FILM REVIEW: Beasts of the Southern Wild

Mark Orton reviews Beasts of the Southern Wild.

Beasts of the Southern Wild

Director: Benh Zeitlin
Cast: Quvenzhané Wallis, Dwight Henry, Levy Easterly, Lowell Landes, Pamela Harper, Gina Montana, Amber Henry, Jonshel Alexander
Rating: M

 

Set in the southern Louisiana swamp lands, on a small island on the wrong side of a levee, Beasts of the Southern Wild is a brilliant rumination on community, industrialisation, natural disaster and climate change.

Written and directed by Benh Zeitlin, it is an insanely ambitious project for someone making a first feature.

Told through the eyes of 6-year-old Hushpuppy (Quvenzhané Wallis), Zeitlin's dream-like cinematography is balanced by a camera that captures the harsh realism of a group of alcohol-soaked water rats struggling to keep their heads above water.

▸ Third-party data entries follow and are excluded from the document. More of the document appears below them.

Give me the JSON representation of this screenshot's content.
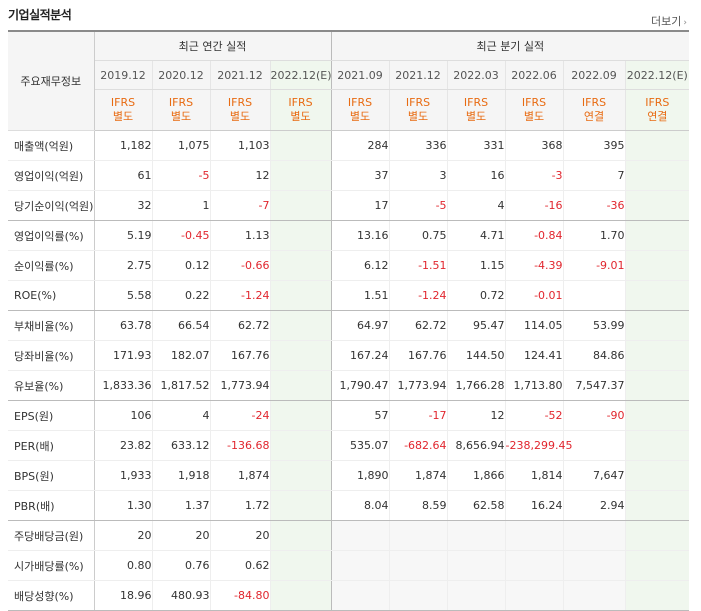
{
  "header": {
    "title": "기업실적분석",
    "more_label": "더보기",
    "more_icon": "chevron-right-icon"
  },
  "table": {
    "label_header": "주요재무정보",
    "groups": {
      "annual": "최근 연간 실적",
      "quarterly": "최근 분기 실적"
    },
    "periods": [
      "2019.12",
      "2020.12",
      "2021.12",
      "2022.12(E)",
      "2021.09",
      "2021.12",
      "2022.03",
      "2022.06",
      "2022.09",
      "2022.12(E)"
    ],
    "accounting": [
      [
        "IFRS",
        "별도"
      ],
      [
        "IFRS",
        "별도"
      ],
      [
        "IFRS",
        "별도"
      ],
      [
        "IFRS",
        "별도"
      ],
      [
        "IFRS",
        "별도"
      ],
      [
        "IFRS",
        "별도"
      ],
      [
        "IFRS",
        "별도"
      ],
      [
        "IFRS",
        "별도"
      ],
      [
        "IFRS",
        "연결"
      ],
      [
        "IFRS",
        "연결"
      ]
    ],
    "rows": [
      {
        "label": "매출액(억원)",
        "values": [
          "1,182",
          "1,075",
          "1,103",
          "",
          "284",
          "336",
          "331",
          "368",
          "395",
          ""
        ]
      },
      {
        "label": "영업이익(억원)",
        "values": [
          "61",
          "-5",
          "12",
          "",
          "37",
          "3",
          "16",
          "-3",
          "7",
          ""
        ]
      },
      {
        "label": "당기순이익(억원)",
        "values": [
          "32",
          "1",
          "-7",
          "",
          "17",
          "-5",
          "4",
          "-16",
          "-36",
          ""
        ]
      },
      {
        "label": "영업이익률(%)",
        "values": [
          "5.19",
          "-0.45",
          "1.13",
          "",
          "13.16",
          "0.75",
          "4.71",
          "-0.84",
          "1.70",
          ""
        ]
      },
      {
        "label": "순이익률(%)",
        "values": [
          "2.75",
          "0.12",
          "-0.66",
          "",
          "6.12",
          "-1.51",
          "1.15",
          "-4.39",
          "-9.01",
          ""
        ]
      },
      {
        "label": "ROE(%)",
        "values": [
          "5.58",
          "0.22",
          "-1.24",
          "",
          "1.51",
          "-1.24",
          "0.72",
          "-0.01",
          "",
          ""
        ]
      },
      {
        "label": "부채비율(%)",
        "values": [
          "63.78",
          "66.54",
          "62.72",
          "",
          "64.97",
          "62.72",
          "95.47",
          "114.05",
          "53.99",
          ""
        ]
      },
      {
        "label": "당좌비율(%)",
        "values": [
          "171.93",
          "182.07",
          "167.76",
          "",
          "167.24",
          "167.76",
          "144.50",
          "124.41",
          "84.86",
          ""
        ]
      },
      {
        "label": "유보율(%)",
        "values": [
          "1,833.36",
          "1,817.52",
          "1,773.94",
          "",
          "1,790.47",
          "1,773.94",
          "1,766.28",
          "1,713.80",
          "7,547.37",
          ""
        ]
      },
      {
        "label": "EPS(원)",
        "values": [
          "106",
          "4",
          "-24",
          "",
          "57",
          "-17",
          "12",
          "-52",
          "-90",
          ""
        ]
      },
      {
        "label": "PER(배)",
        "values": [
          "23.82",
          "633.12",
          "-136.68",
          "",
          "535.07",
          "-682.64",
          "8,656.94",
          "-238,299.45",
          "",
          ""
        ]
      },
      {
        "label": "BPS(원)",
        "values": [
          "1,933",
          "1,918",
          "1,874",
          "",
          "1,890",
          "1,874",
          "1,866",
          "1,814",
          "7,647",
          ""
        ]
      },
      {
        "label": "PBR(배)",
        "values": [
          "1.30",
          "1.37",
          "1.72",
          "",
          "8.04",
          "8.59",
          "62.58",
          "16.24",
          "2.94",
          ""
        ]
      },
      {
        "label": "주당배당금(원)",
        "values": [
          "20",
          "20",
          "20",
          "",
          "",
          "",
          "",
          "",
          "",
          ""
        ]
      },
      {
        "label": "시가배당률(%)",
        "values": [
          "0.80",
          "0.76",
          "0.62",
          "",
          "",
          "",
          "",
          "",
          "",
          ""
        ]
      },
      {
        "label": "배당성향(%)",
        "values": [
          "18.96",
          "480.93",
          "-84.80",
          "",
          "",
          "",
          "",
          "",
          "",
          ""
        ]
      }
    ]
  },
  "colors": {
    "negative": "#e1262e",
    "ifrs": "#e86b12",
    "estimate_bg": "#f0f7ee"
  }
}
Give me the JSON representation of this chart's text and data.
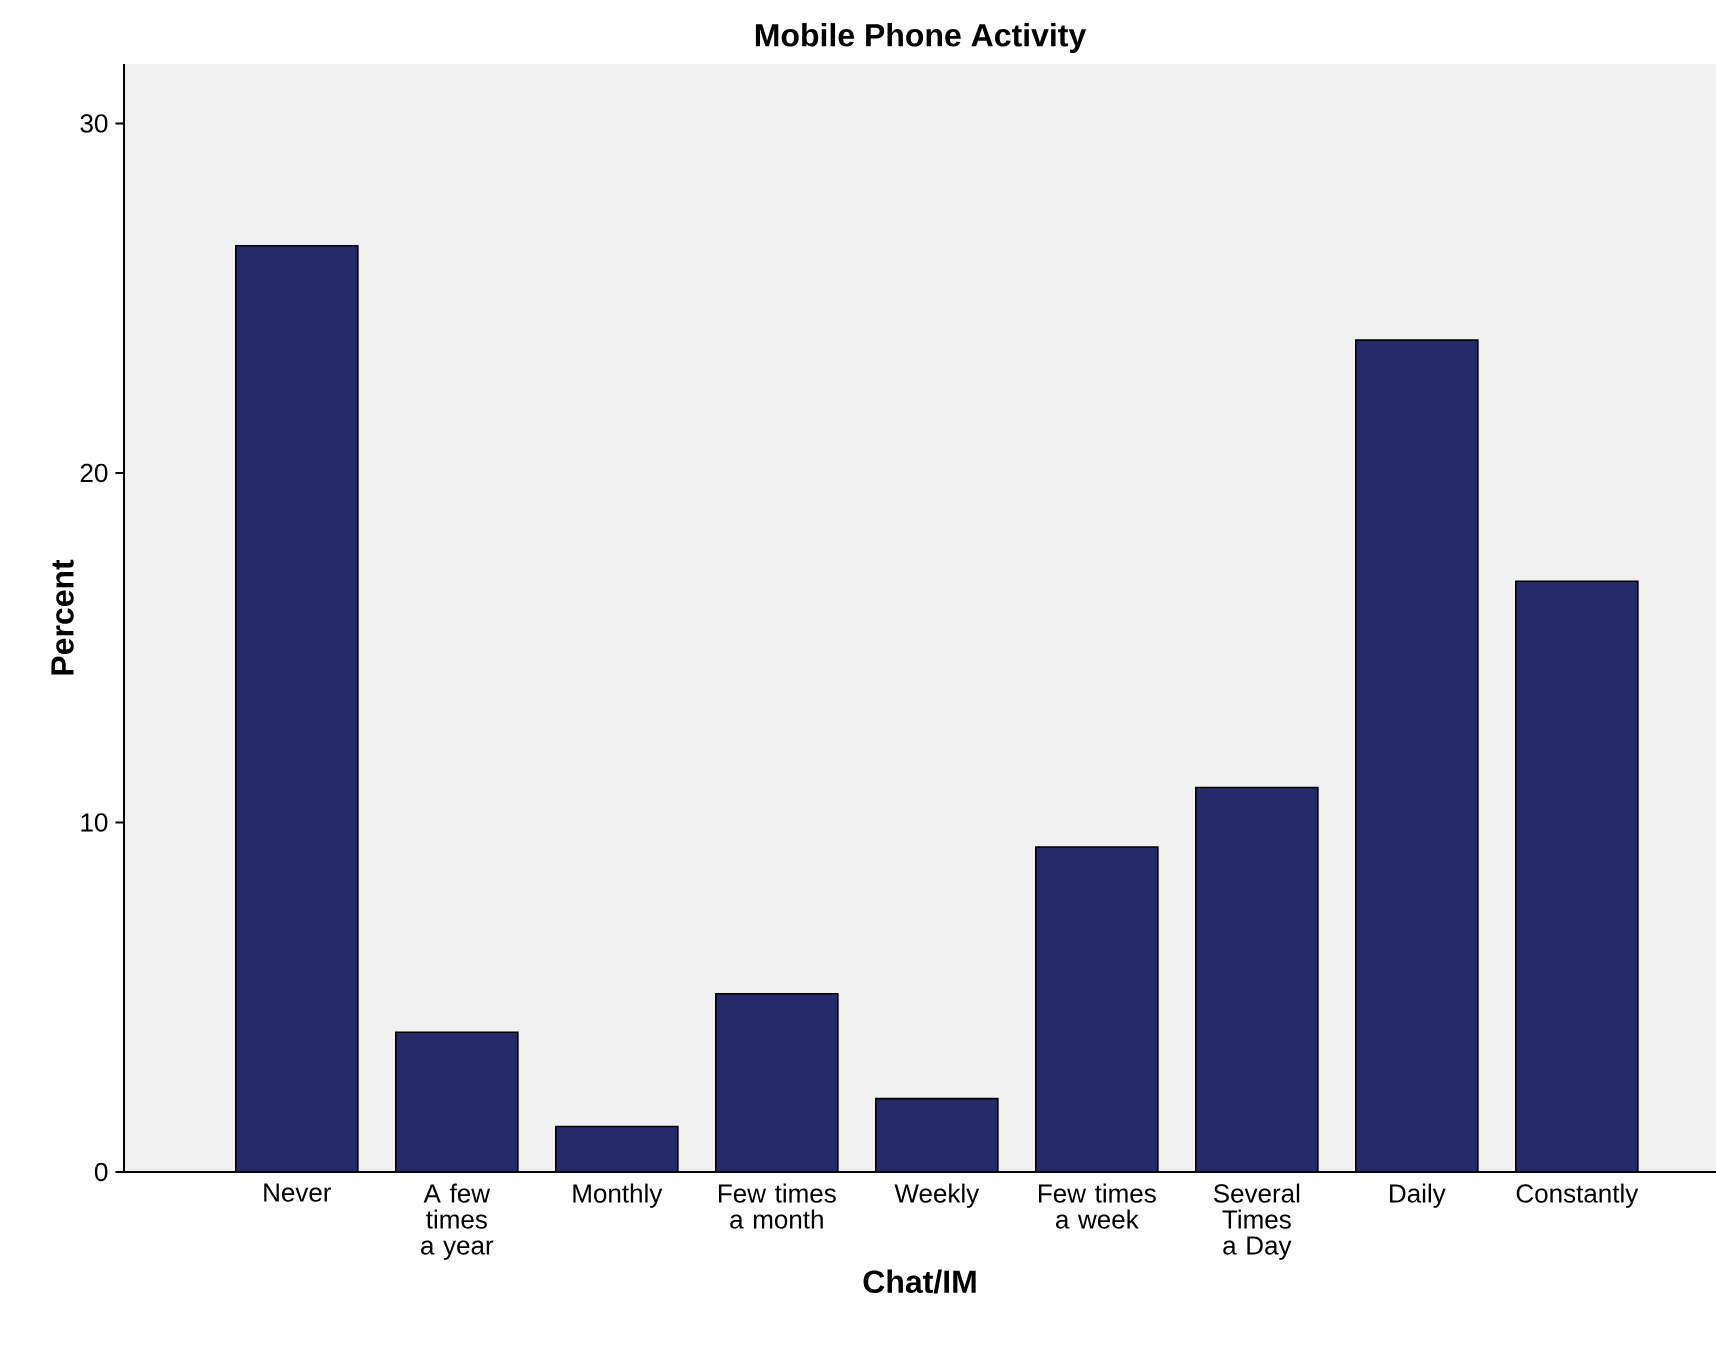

Skulking about trying to avoid the hot-tempered outbursts of her sick father Wink (Dwight Henry), Hushpuppy's world is turned upside down when a storm detroys their home.

Inspired by the reality of isolated fishing communities under threat from rising sea levels, the residents resist being forced into emergency shelters and attack the source of their distress, the levee.

Meanwhile, intercut within the images of waterborne destitution, a rampaging horde of prehistoric cattle, known as Auroch, leave their Arctic home and take to the sea.

The performances are so fresh and unfettered with any filmic awareness, that they are a perfect counterpoint to the hallucinogenic dream-like sequences that hold the whole thing together ... mostly.

Best thing: Quvenzhane Wallis' performance. It's little wonder Zeitlin altered his script to make Hushpuppy his central character.

Worst thing: Certain moments of ambiguity that looked great, but should have stayed on thecutting-room floor.

See it with: Some patience, an open mind and a desire to be transported.